Given k sorted files we need to find the rth largest score and to do this without sorting the scores of the participants we will be using binary search on all the sorted files. First we will start by looking at the r/k position of each of the k arrays. If r/k is not an integer we will round up for some and round down for others to make sure if you add all the indicies of the arrays it will equal k. It is important to note that during any time during this algorithm the summation of the indices will always be k.

Next we will find the smallest value of each one of these arrays which will only take k time.

Then for the array that had the smallest value at the index r/k we know that all the values under that one cannot be the rth largest value. So we ignore the bottom half of the array. Then for all the other arrays we know that the values above the r/k index will not have the rth largest value so we can ignore the top half of all of those arrays. This just shows us that at each iteration we are able to cut our problem in half.

Now we can look at the our new smaller arrays and we continue this same process. We choose indices such that the summation of them are equal to r and then we find the smallest of these values. At each step we are on average spliting up our problem in half. So we continue this process until we are only left with one element in each array. Since the indices of these positions sum up to r the smallest value is the rth largest number.

At each step we have to do k comparisons to find the smallest number and we are basically doing binary search to each array the running time is \(k*(time of binary searches)\)

Runtime= \(\theta(k\sum_{i=1}^{k}logm_i)\)

We are not sure if we can do this in \(O(\log k (\sum_{i=1}^{k}\log m_{i}+k))\)

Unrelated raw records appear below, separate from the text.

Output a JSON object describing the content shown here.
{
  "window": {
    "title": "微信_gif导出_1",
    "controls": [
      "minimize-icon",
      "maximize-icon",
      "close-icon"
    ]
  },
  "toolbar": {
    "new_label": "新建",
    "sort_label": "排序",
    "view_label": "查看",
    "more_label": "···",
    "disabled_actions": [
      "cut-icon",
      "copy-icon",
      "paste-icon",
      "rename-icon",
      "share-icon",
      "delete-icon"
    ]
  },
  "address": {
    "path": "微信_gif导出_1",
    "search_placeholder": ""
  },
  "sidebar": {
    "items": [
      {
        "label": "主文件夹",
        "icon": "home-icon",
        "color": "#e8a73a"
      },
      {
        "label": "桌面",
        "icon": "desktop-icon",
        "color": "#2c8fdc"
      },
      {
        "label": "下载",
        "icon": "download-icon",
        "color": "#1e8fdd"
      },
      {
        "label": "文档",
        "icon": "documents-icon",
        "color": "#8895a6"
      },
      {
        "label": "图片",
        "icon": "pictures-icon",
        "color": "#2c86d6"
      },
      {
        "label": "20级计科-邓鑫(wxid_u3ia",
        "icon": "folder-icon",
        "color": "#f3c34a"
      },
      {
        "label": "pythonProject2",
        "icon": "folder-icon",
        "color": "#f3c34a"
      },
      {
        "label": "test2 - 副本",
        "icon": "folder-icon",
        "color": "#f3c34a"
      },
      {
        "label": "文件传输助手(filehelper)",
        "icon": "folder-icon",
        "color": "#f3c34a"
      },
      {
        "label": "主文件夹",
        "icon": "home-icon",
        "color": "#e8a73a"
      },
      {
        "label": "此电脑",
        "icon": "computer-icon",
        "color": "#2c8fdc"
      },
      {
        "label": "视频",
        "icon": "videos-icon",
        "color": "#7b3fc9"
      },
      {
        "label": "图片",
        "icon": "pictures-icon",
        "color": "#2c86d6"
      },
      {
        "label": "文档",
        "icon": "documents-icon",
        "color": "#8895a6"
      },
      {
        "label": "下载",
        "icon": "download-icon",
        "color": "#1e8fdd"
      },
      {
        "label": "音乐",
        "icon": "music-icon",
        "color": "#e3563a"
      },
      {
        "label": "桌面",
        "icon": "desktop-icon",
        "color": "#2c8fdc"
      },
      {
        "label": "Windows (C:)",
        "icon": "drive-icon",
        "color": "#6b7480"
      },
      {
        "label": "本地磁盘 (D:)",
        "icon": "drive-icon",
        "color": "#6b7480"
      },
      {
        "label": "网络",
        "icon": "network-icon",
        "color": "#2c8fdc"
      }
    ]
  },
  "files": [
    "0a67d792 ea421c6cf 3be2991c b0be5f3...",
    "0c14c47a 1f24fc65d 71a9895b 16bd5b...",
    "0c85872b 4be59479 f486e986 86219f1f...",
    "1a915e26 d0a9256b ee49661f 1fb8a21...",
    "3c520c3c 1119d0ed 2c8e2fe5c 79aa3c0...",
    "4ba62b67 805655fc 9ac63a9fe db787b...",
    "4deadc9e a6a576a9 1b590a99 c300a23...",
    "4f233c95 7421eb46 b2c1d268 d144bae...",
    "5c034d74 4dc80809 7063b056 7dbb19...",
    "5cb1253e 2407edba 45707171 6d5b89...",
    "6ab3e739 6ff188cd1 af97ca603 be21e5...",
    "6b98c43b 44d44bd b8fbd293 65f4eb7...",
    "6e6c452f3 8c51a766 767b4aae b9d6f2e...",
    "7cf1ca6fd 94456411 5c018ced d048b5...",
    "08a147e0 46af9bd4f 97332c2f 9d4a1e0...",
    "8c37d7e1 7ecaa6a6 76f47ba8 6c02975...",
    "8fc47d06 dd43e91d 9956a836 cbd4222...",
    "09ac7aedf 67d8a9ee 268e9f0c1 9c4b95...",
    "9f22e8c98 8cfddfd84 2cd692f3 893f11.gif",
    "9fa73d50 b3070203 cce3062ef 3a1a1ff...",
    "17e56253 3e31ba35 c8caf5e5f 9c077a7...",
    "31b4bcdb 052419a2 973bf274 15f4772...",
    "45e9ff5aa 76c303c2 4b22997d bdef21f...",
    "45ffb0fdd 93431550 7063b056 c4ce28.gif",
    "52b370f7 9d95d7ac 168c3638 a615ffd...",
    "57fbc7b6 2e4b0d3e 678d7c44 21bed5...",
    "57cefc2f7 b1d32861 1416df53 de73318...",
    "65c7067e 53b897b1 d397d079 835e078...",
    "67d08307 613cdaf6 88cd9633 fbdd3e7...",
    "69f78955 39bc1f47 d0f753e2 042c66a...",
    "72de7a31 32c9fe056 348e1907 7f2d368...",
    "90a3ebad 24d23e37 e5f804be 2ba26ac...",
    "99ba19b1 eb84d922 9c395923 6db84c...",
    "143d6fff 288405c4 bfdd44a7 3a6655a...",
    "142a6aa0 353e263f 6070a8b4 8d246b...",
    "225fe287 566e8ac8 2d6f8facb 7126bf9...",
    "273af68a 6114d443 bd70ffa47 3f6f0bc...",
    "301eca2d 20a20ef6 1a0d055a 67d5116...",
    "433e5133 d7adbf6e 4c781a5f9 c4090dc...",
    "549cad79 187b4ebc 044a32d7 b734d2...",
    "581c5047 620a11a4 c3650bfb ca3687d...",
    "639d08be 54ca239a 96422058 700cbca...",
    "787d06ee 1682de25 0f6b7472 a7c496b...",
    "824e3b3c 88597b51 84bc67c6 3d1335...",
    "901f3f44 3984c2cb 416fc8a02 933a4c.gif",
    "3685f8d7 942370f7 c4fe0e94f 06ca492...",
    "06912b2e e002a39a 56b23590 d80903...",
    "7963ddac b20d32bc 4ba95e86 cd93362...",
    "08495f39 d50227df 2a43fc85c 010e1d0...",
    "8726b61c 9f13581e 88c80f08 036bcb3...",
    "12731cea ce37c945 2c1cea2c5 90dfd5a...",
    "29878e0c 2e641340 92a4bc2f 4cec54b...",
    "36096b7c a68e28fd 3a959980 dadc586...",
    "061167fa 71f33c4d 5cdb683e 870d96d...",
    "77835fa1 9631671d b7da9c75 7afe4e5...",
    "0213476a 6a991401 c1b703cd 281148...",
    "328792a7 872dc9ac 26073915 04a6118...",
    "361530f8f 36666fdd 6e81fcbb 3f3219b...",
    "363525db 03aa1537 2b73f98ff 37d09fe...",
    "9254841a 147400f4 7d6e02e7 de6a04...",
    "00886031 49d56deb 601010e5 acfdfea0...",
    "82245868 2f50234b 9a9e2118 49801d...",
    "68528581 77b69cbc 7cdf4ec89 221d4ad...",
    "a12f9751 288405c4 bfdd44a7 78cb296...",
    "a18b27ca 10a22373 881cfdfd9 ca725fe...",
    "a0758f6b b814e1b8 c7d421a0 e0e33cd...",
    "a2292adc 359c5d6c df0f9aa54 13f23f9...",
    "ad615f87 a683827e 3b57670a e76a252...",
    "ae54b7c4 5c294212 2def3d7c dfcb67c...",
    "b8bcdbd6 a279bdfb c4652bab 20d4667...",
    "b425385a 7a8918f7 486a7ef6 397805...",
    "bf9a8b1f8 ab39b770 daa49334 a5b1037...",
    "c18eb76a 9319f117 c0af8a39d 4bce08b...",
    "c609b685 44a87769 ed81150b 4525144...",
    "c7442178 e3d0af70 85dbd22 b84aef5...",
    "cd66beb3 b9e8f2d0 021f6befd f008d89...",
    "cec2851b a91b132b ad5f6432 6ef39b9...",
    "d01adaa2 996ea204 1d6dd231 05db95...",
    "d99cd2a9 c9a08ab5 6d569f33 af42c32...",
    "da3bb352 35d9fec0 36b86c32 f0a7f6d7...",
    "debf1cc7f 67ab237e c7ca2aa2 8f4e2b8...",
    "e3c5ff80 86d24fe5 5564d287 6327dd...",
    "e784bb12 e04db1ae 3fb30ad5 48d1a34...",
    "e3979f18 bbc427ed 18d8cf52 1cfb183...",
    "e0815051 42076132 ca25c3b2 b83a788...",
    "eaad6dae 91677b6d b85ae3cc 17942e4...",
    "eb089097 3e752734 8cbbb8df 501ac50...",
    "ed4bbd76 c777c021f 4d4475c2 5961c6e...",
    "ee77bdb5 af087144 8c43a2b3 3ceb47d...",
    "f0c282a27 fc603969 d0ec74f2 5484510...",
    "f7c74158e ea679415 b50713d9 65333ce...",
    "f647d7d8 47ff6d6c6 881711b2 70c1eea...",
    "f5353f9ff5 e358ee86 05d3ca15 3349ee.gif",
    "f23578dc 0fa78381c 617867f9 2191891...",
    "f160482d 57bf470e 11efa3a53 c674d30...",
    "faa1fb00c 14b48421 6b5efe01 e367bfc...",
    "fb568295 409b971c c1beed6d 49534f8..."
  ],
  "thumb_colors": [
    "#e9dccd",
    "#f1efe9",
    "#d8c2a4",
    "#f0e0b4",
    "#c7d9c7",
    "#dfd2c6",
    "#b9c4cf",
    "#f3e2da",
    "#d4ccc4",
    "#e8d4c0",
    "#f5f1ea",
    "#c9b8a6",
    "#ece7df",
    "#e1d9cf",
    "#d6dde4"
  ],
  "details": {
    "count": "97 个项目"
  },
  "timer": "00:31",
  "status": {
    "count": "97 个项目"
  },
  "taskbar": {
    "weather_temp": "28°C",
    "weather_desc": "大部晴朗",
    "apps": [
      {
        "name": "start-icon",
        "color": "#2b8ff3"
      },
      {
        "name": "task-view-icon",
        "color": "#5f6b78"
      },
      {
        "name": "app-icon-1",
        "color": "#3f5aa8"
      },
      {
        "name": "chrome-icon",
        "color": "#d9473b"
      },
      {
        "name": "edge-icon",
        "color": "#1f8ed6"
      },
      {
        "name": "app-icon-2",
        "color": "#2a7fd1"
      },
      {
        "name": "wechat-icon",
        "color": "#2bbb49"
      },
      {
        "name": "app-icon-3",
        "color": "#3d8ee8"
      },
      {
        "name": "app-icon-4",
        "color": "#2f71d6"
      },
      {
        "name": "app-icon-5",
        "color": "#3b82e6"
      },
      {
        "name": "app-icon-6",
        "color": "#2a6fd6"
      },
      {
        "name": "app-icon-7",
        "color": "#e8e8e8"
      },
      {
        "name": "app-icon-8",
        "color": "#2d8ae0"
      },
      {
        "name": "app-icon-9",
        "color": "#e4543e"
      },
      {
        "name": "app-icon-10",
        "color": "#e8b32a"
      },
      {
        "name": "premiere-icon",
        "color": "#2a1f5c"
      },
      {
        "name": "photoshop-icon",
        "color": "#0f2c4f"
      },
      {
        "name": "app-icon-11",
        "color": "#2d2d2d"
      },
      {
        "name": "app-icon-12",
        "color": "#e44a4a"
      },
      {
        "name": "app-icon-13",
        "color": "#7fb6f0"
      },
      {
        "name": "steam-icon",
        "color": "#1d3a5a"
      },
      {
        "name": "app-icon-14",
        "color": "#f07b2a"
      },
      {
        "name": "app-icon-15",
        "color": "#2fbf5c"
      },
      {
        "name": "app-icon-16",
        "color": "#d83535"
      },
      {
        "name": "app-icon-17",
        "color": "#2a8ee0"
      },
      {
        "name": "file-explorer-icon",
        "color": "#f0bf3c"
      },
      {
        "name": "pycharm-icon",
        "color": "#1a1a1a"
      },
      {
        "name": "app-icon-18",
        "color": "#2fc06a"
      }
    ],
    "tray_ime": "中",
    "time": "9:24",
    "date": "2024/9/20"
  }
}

To find the missing date, we will first initialize an array and call it Year with 70 spots (one for each year) where each spot contains the value 0.(70 space)

Next, we will then iterate through all the crosswords and we will only pay attention to the years. We look at each year of the crosswords and increment the corresponding value in the Year array. This takes \(n\) time.

We will then scan through the array and find the index that has the value \(364\) (instead of 365). This takes 70 time.